Il a également cité une affaire dans laquelle une "erreur grossière" a été retenue comme ayant joué un rôle essentiel dans le décès du patient. Deux médecins psychiatres, qui s'étaient trompés dans le diagnostic et étaient passés à côté d'une complication d'un syndrome de Guillain-Barré, ont été condamnés à de la prison avec sursis.

"Statistiquement, le risque [pour le psychiatre d'être poursuivi et condamné dans une procédure pénale] est très faible" mais "dès lors qu'on est mis en cause, il y a un vrai risque [de condamnation] qui est mis en place", a constaté le juriste.

Le montant de l'indemnisation tient compte du préjudice subi

La procédure pénale intègre souvent un volet civil (constitution par la victime ou ses proches en partie civile), qui vise à indemniser le préjudice subi par l'octroi d'une somme d'argent qui constitue des dommages et intérêts. À l'inverse, une procédure civile peut avoir lieu en l'absence de procédure pénale, rappelle-t-on.

"La responsabilité civile, c'est le fait de répondre de ses actes lorsqu'ils causent un dommage à autrui", a rappelé Nicolas Gombault, directeur général délégué de la Mutuelle d'assurances du corps de santé français (MACSF)-Le Sou médical. Elle "se distingue de la responsabilité pénale et de la responsabilité disciplinaire, dont l'objet est de sanctionner un individu".

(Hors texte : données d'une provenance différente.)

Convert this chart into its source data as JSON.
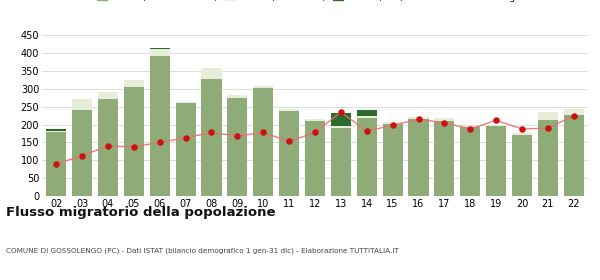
{
  "years": [
    "02",
    "03",
    "04",
    "05",
    "06",
    "07",
    "08",
    "09",
    "10",
    "11",
    "12",
    "13",
    "14",
    "15",
    "16",
    "17",
    "18",
    "19",
    "20",
    "21",
    "22"
  ],
  "iscritti_altri_comuni": [
    178,
    240,
    272,
    305,
    393,
    260,
    328,
    274,
    302,
    238,
    210,
    190,
    218,
    203,
    217,
    210,
    192,
    195,
    172,
    213,
    228
  ],
  "iscritti_estero": [
    5,
    33,
    18,
    20,
    18,
    3,
    30,
    8,
    5,
    5,
    5,
    5,
    5,
    3,
    5,
    8,
    5,
    5,
    5,
    22,
    15
  ],
  "iscritti_altri_bar": [
    5,
    0,
    0,
    0,
    5,
    0,
    0,
    0,
    0,
    0,
    0,
    38,
    18,
    0,
    0,
    0,
    0,
    0,
    0,
    0,
    0
  ],
  "cancellati": [
    90,
    113,
    140,
    138,
    150,
    163,
    178,
    168,
    178,
    153,
    178,
    235,
    182,
    198,
    215,
    205,
    188,
    212,
    188,
    190,
    225
  ],
  "color_altri_comuni": "#8fac78",
  "color_estero": "#e8edda",
  "color_altri": "#2d6a2d",
  "color_cancellati": "#cc1111",
  "color_line": "#e87070",
  "bg_color": "#ffffff",
  "grid_color": "#d8d8d8",
  "ylim": [
    0,
    455
  ],
  "yticks": [
    0,
    50,
    100,
    150,
    200,
    250,
    300,
    350,
    400,
    450
  ],
  "title": "Flusso migratorio della popolazione",
  "subtitle": "COMUNE DI GOSSOLENGO (PC) - Dati ISTAT (bilancio demografico 1 gen-31 dic) - Elaborazione TUTTITALIA.IT"
}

"Le montant de l'indemnisation ne tient pas compte de la gravité de la faute, mais uniquement de l'importance des préjudices qui ont été subis", a-t-il rappelé.

"Les poursuites à l'encontre des psychiatres sont rares", a souhaité rassurer Nicolas Gombault. Ainsi, selon le dernier rapport annuel de son groupe, "les 9 194 psychiatres sociétaires de la MACSF, dont 3 816 libéraux, ont adressé 28 déclarations (dont 10 sans suite)".

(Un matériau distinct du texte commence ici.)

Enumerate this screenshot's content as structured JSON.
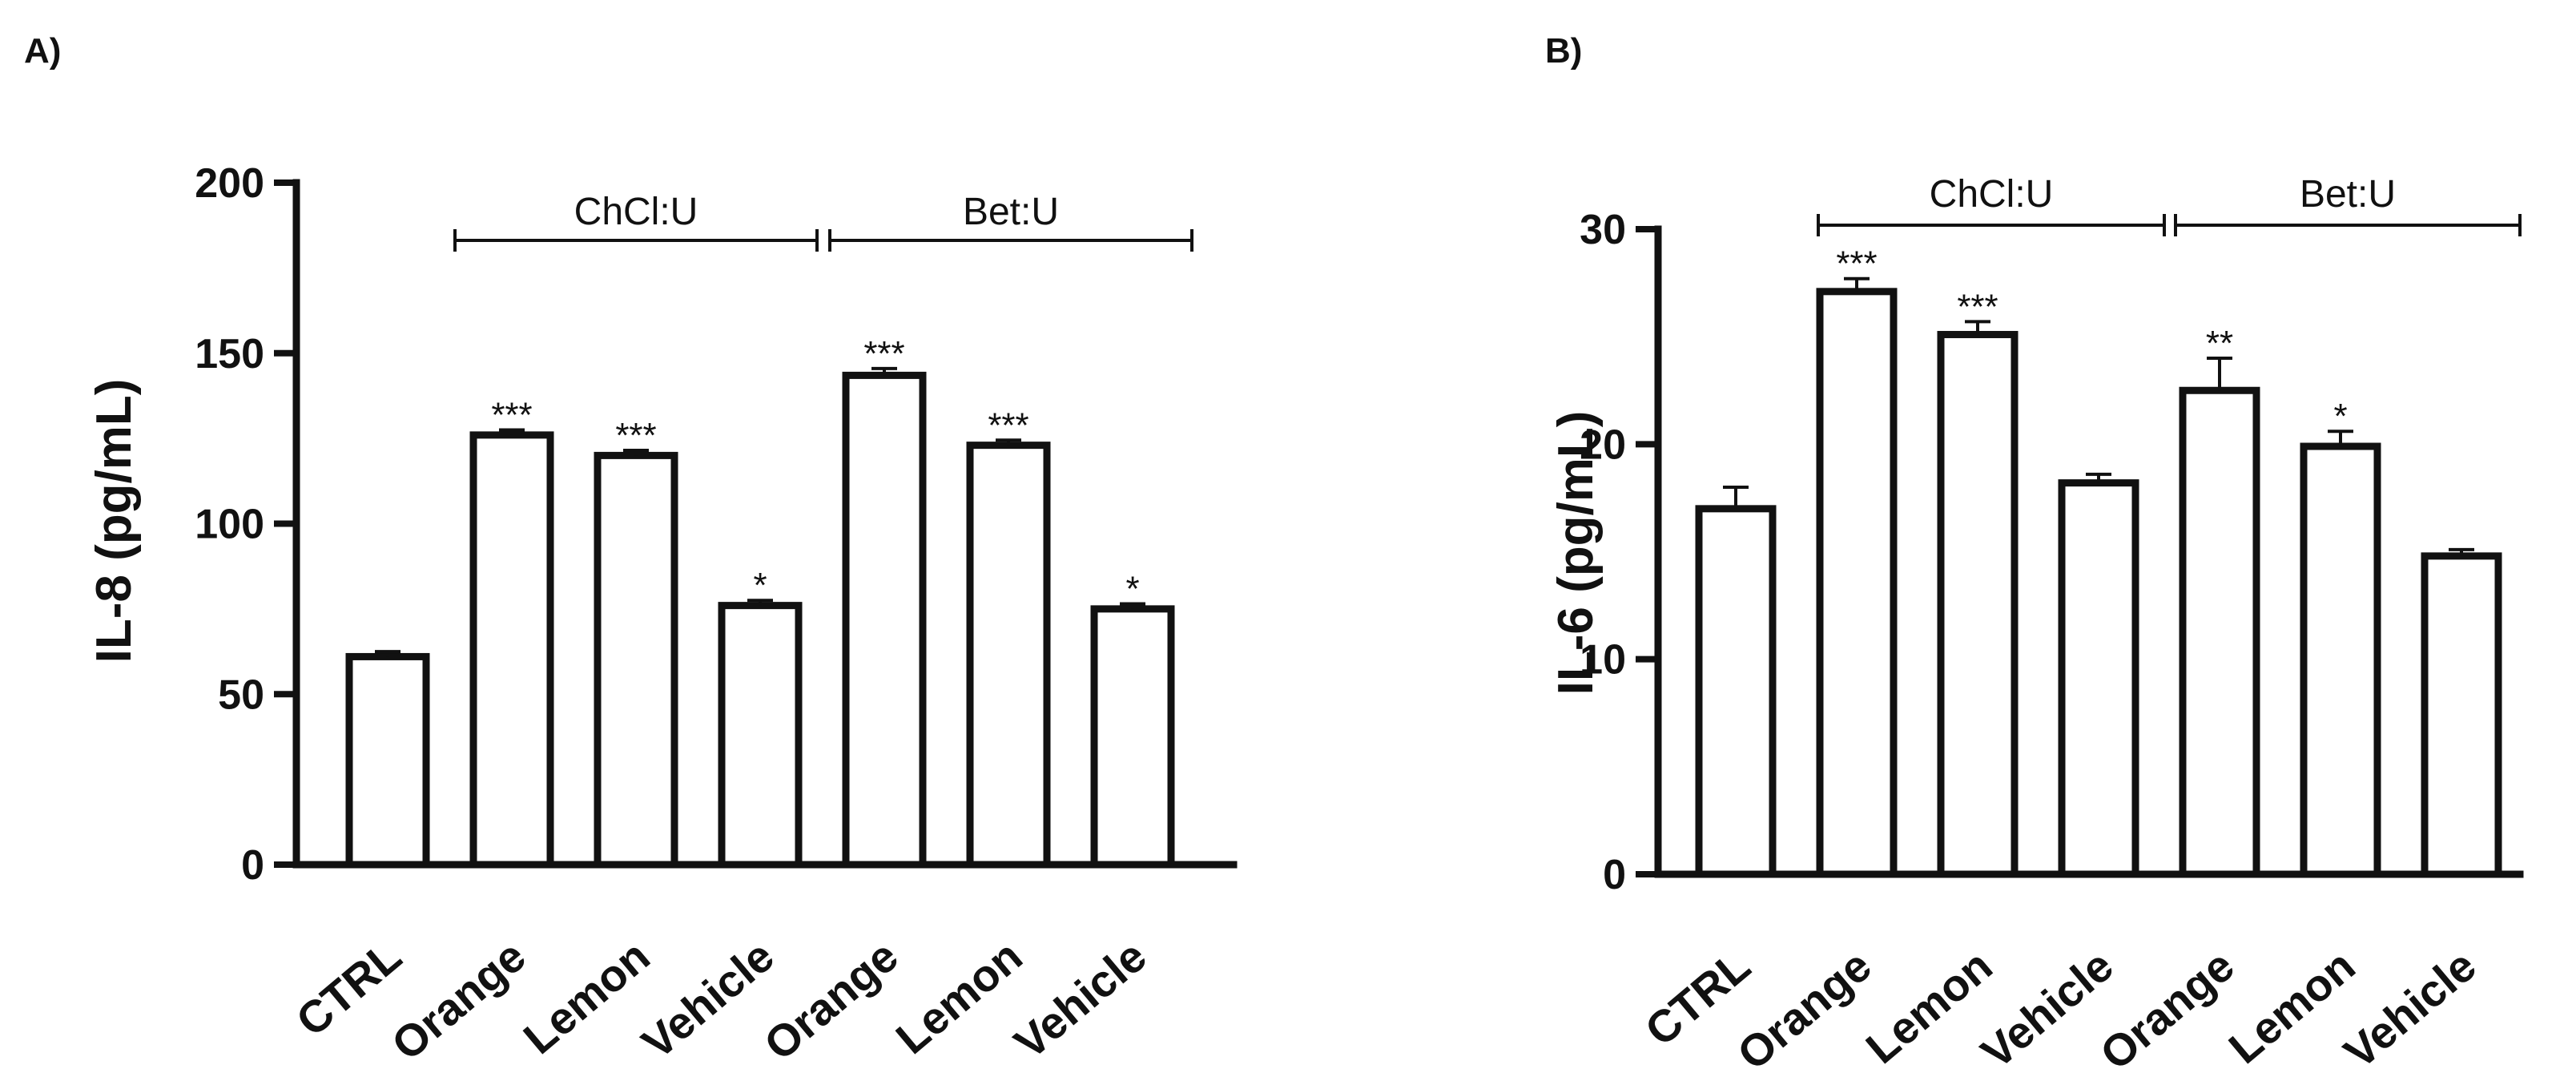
{
  "chart_data": [
    {
      "panel": "A)",
      "type": "bar",
      "ylabel": "IL-8 (pg/mL)",
      "ylim": [
        0,
        200
      ],
      "yticks": [
        0,
        50,
        100,
        150,
        200
      ],
      "categories": [
        "CTRL",
        "Orange",
        "Lemon",
        "Vehicle",
        "Orange",
        "Lemon",
        "Vehicle"
      ],
      "values": [
        61,
        126,
        120,
        76,
        143.5,
        123,
        75
      ],
      "errors": [
        1.5,
        1.5,
        1.5,
        1.5,
        2,
        1.5,
        1.5
      ],
      "significance": [
        "",
        "***",
        "***",
        "*",
        "***",
        "***",
        "*"
      ],
      "groups": [
        {
          "label": "ChCl:U",
          "from": 1,
          "to": 3
        },
        {
          "label": "Bet:U",
          "from": 4,
          "to": 6
        }
      ]
    },
    {
      "panel": "B)",
      "type": "bar",
      "ylabel": "IL-6 (pg/mL)",
      "ylim": [
        0,
        30
      ],
      "yticks": [
        0,
        10,
        20,
        30
      ],
      "categories": [
        "CTRL",
        "Orange",
        "Lemon",
        "Vehicle",
        "Orange",
        "Lemon",
        "Vehicle"
      ],
      "values": [
        17,
        27.1,
        25.1,
        18.2,
        22.5,
        19.9,
        14.8
      ],
      "errors": [
        1.0,
        0.6,
        0.6,
        0.4,
        1.5,
        0.7,
        0.3
      ],
      "significance": [
        "",
        "***",
        "***",
        "",
        "**",
        "*",
        ""
      ],
      "groups": [
        {
          "label": "ChCl:U",
          "from": 1,
          "to": 3
        },
        {
          "label": "Bet:U",
          "from": 4,
          "to": 6
        }
      ]
    }
  ]
}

"Ces déclarations se répartissent en cinq plaintes pénales, neuf procédures civiles, deux procédures ordinales, cinq réclamations amiables et sept saisines d'une CCI [commission de conciliation et d'indemnisation]", est-il souligné.

Isolement et contention : quels risques pour le psychiatre ?

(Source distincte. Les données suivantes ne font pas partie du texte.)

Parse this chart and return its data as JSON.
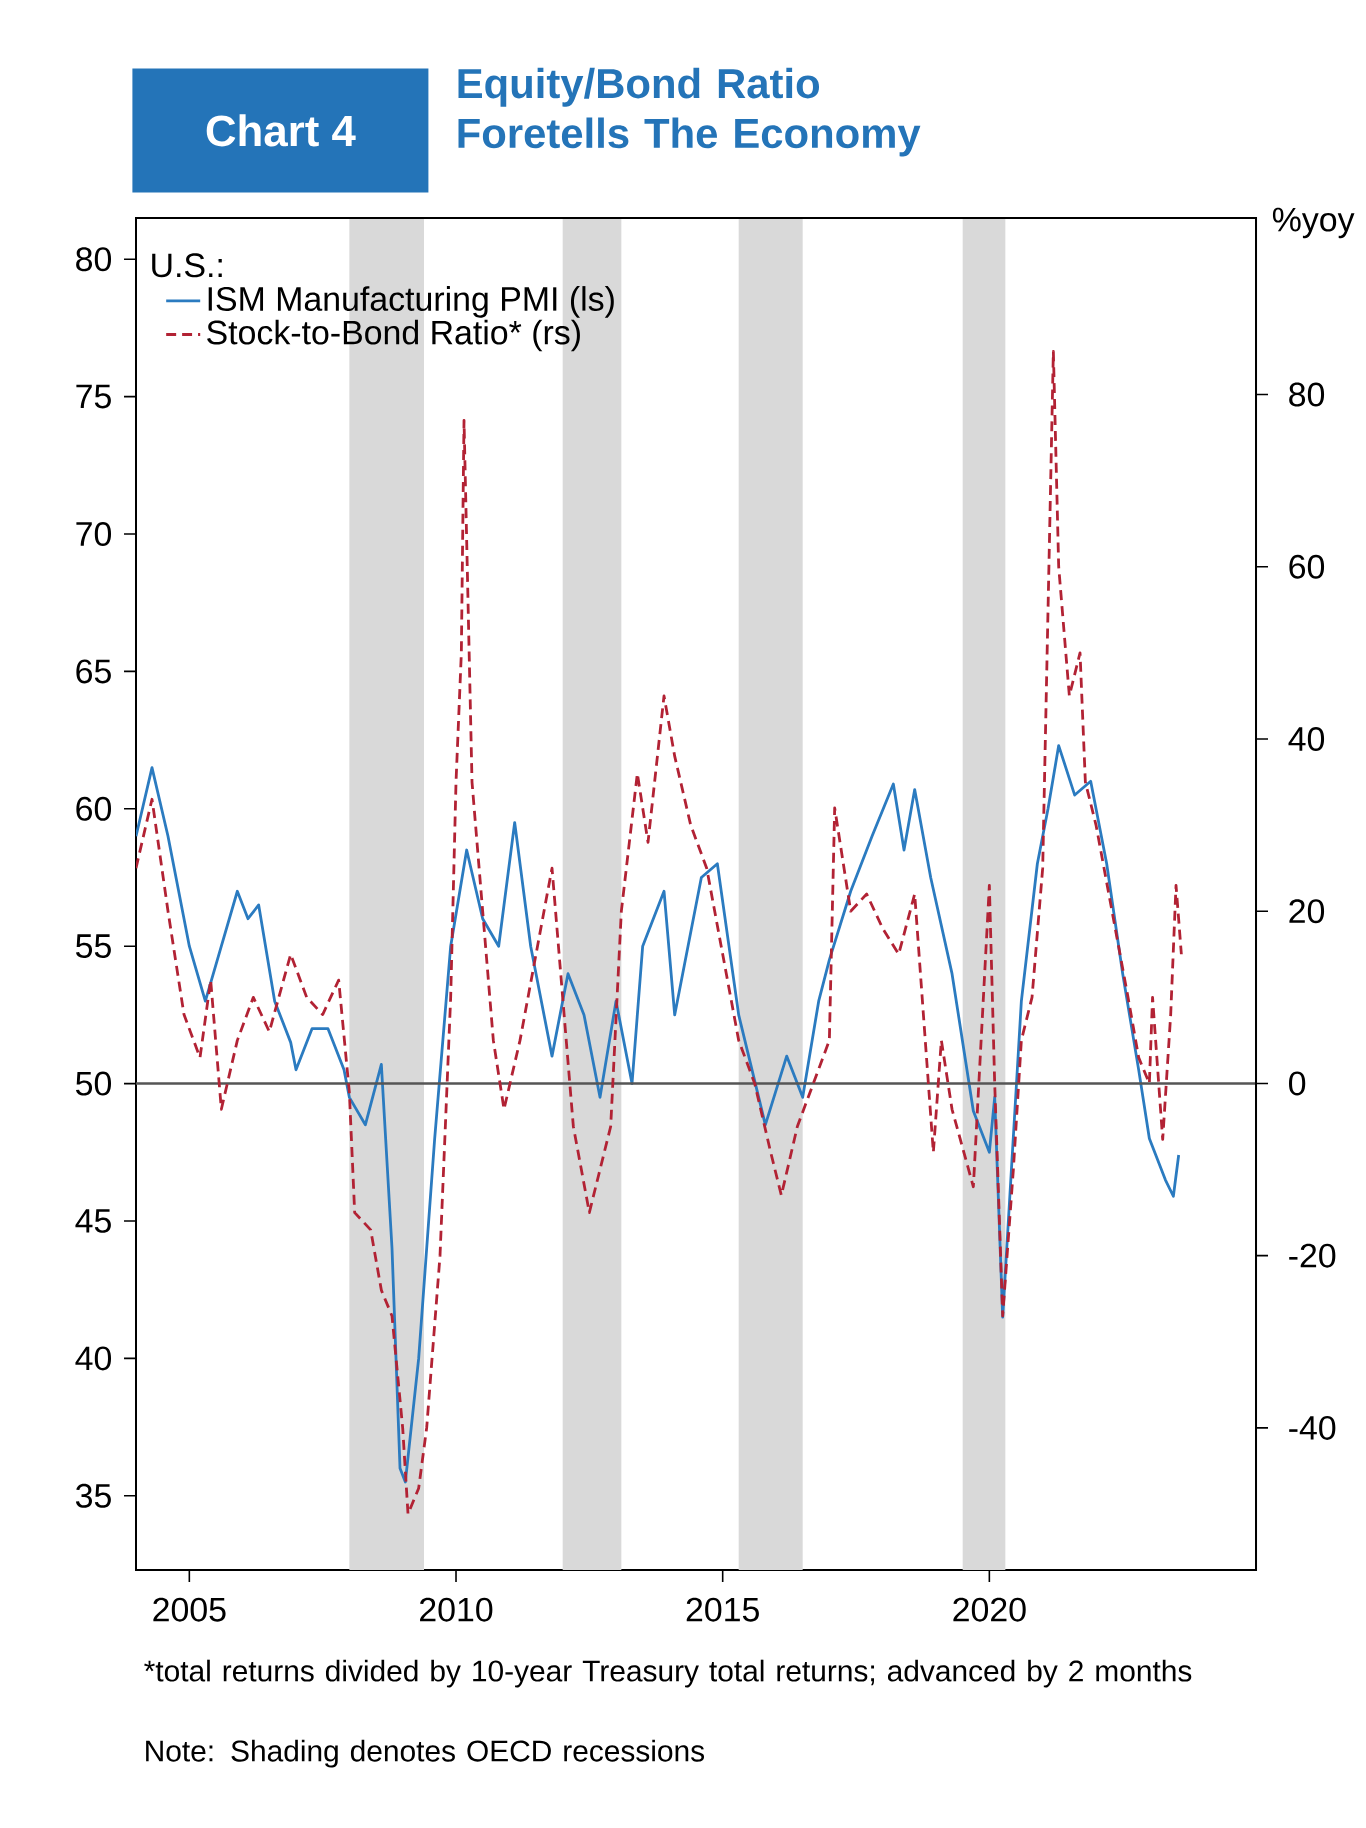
{
  "chart_data": {
    "type": "line",
    "subtitle": "Chart 4",
    "title": "Equity/Bond Ratio Foretells The Economy",
    "y2label": "%yoy",
    "legend_title": "U.S.:",
    "legend": "top left",
    "grid": false,
    "marker": "none",
    "xlim": [
      2004,
      2025
    ],
    "xticks": [
      2005,
      2010,
      2015,
      2020
    ],
    "ylim": [
      32.3,
      81.5
    ],
    "yticks": [
      35,
      40,
      45,
      50,
      55,
      60,
      65,
      70,
      75,
      80
    ],
    "y2lim": [
      -56.5,
      100.5
    ],
    "y2ticks": [
      -40,
      -20,
      0,
      20,
      40,
      60,
      80
    ],
    "ref_lines": [
      {
        "axis": "y2",
        "value": 0,
        "color": "#555555"
      }
    ],
    "bands": [
      {
        "axis": "x",
        "from": 2008.0,
        "to": 2009.4,
        "color": "#d9d9d9"
      },
      {
        "axis": "x",
        "from": 2012.0,
        "to": 2013.1,
        "color": "#d9d9d9"
      },
      {
        "axis": "x",
        "from": 2015.3,
        "to": 2016.5,
        "color": "#d9d9d9"
      },
      {
        "axis": "x",
        "from": 2019.5,
        "to": 2020.3,
        "color": "#d9d9d9"
      }
    ],
    "annotations": [
      "*total returns divided by 10-year Treasury total returns; advanced by 2 months",
      "Note: Shading denotes OECD recessions"
    ],
    "series": [
      {
        "name": "ISM Manufacturing PMI (ls)",
        "color": "#2b7bc0",
        "line_style": "solid",
        "x": [
          2004.0,
          2004.3,
          2004.6,
          2004.8,
          2005.0,
          2005.3,
          2005.6,
          2005.9,
          2006.1,
          2006.3,
          2006.6,
          2006.9,
          2007.0,
          2007.3,
          2007.6,
          2007.9,
          2008.0,
          2008.3,
          2008.6,
          2008.8,
          2008.95,
          2009.05,
          2009.3,
          2009.6,
          2009.9,
          2010.2,
          2010.5,
          2010.8,
          2011.1,
          2011.4,
          2011.8,
          2012.1,
          2012.4,
          2012.7,
          2013.0,
          2013.3,
          2013.5,
          2013.9,
          2014.1,
          2014.6,
          2014.9,
          2015.3,
          2015.8,
          2016.2,
          2016.5,
          2016.8,
          2017.0,
          2017.4,
          2017.8,
          2018.2,
          2018.4,
          2018.6,
          2018.9,
          2019.3,
          2019.7,
          2020.0,
          2020.1,
          2020.25,
          2020.6,
          2020.9,
          2021.1,
          2021.3,
          2021.6,
          2021.9,
          2022.2,
          2022.5,
          2022.8,
          2023.0,
          2023.3,
          2023.45,
          2023.55
        ],
        "values": [
          59,
          61.5,
          59,
          57,
          55,
          53,
          55,
          57,
          56,
          56.5,
          53,
          51.5,
          50.5,
          52,
          52,
          50.5,
          49.5,
          48.5,
          50.7,
          44,
          36,
          35.5,
          40,
          48,
          55,
          58.5,
          56,
          55,
          59.5,
          55,
          51,
          54,
          52.5,
          49.5,
          53,
          50,
          55,
          57,
          52.5,
          57.5,
          58,
          52.5,
          48.5,
          51,
          49.5,
          53,
          54.5,
          57,
          59,
          60.9,
          58.5,
          60.7,
          57.5,
          54,
          49,
          47.5,
          49.5,
          41.5,
          53,
          58,
          60,
          62.3,
          60.5,
          61,
          58,
          54,
          50.5,
          48,
          46.5,
          45.9,
          47.4
        ]
      },
      {
        "name": "Stock-to-Bond Ratio* (rs)",
        "color": "#b22234",
        "axis": "y2",
        "line_style": "dashed",
        "x": [
          2004.0,
          2004.3,
          2004.6,
          2004.9,
          2005.2,
          2005.4,
          2005.6,
          2005.9,
          2006.2,
          2006.5,
          2006.9,
          2007.2,
          2007.5,
          2007.8,
          2008.0,
          2008.1,
          2008.4,
          2008.6,
          2008.8,
          2009.0,
          2009.1,
          2009.3,
          2009.45,
          2009.7,
          2009.9,
          2010.0,
          2010.1,
          2010.15,
          2010.3,
          2010.5,
          2010.7,
          2010.9,
          2011.2,
          2011.5,
          2011.8,
          2012.0,
          2012.2,
          2012.5,
          2012.7,
          2012.9,
          2013.1,
          2013.4,
          2013.6,
          2013.9,
          2014.1,
          2014.4,
          2014.7,
          2015.0,
          2015.3,
          2015.6,
          2015.9,
          2016.1,
          2016.4,
          2016.7,
          2017.0,
          2017.1,
          2017.4,
          2017.7,
          2018.0,
          2018.3,
          2018.6,
          2018.95,
          2019.1,
          2019.3,
          2019.7,
          2020.0,
          2020.1,
          2020.25,
          2020.45,
          2020.6,
          2020.8,
          2021.0,
          2021.2,
          2021.3,
          2021.5,
          2021.7,
          2021.8,
          2022.0,
          2022.3,
          2022.6,
          2022.8,
          2023.0,
          2023.06,
          2023.25,
          2023.4,
          2023.5,
          2023.6
        ],
        "values": [
          25,
          33,
          20,
          8,
          3,
          12,
          -3,
          5,
          10,
          6,
          15,
          10,
          8,
          12,
          -1,
          -15,
          -17,
          -24,
          -27,
          -40,
          -50,
          -47,
          -40,
          -20,
          10,
          35,
          50,
          77,
          35,
          20,
          5,
          -3,
          5,
          15,
          25,
          10,
          -5,
          -15,
          -10,
          -5,
          20,
          36,
          28,
          45,
          38,
          30,
          25,
          15,
          5,
          0,
          -8,
          -13,
          -5,
          0,
          5,
          32,
          20,
          22,
          18,
          15,
          22,
          -8,
          5,
          -3,
          -12,
          23,
          0,
          -27,
          -10,
          5,
          10,
          25,
          85,
          60,
          45,
          50,
          35,
          30,
          20,
          10,
          3,
          0,
          10,
          -6.5,
          8,
          23,
          15
        ]
      }
    ]
  }
}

Interrogé sur les risques judiciaires pour le psychiatre de la mise en place des nouvelles mesures sur l'isolement et la contention, le Dr Lacambre a estimé qu'il était "très compliqué", par anticipation "de se projeter sur un texte qui n'est pas consolidé".

Ce qui est recherché, c'est toujours "l'obligation de moyens, pas de résultats", a-t-il rappelé, "avec un encadrement juridique qui nous rappelle que l'isolement et la contention ne sont pas des mesures thérapeutiques mais des mesures conservatoires, et donc il faudra justifier de la mise en oeuvre de ces mesures à titre conservatoire et ensuite respecter le cadre juridique".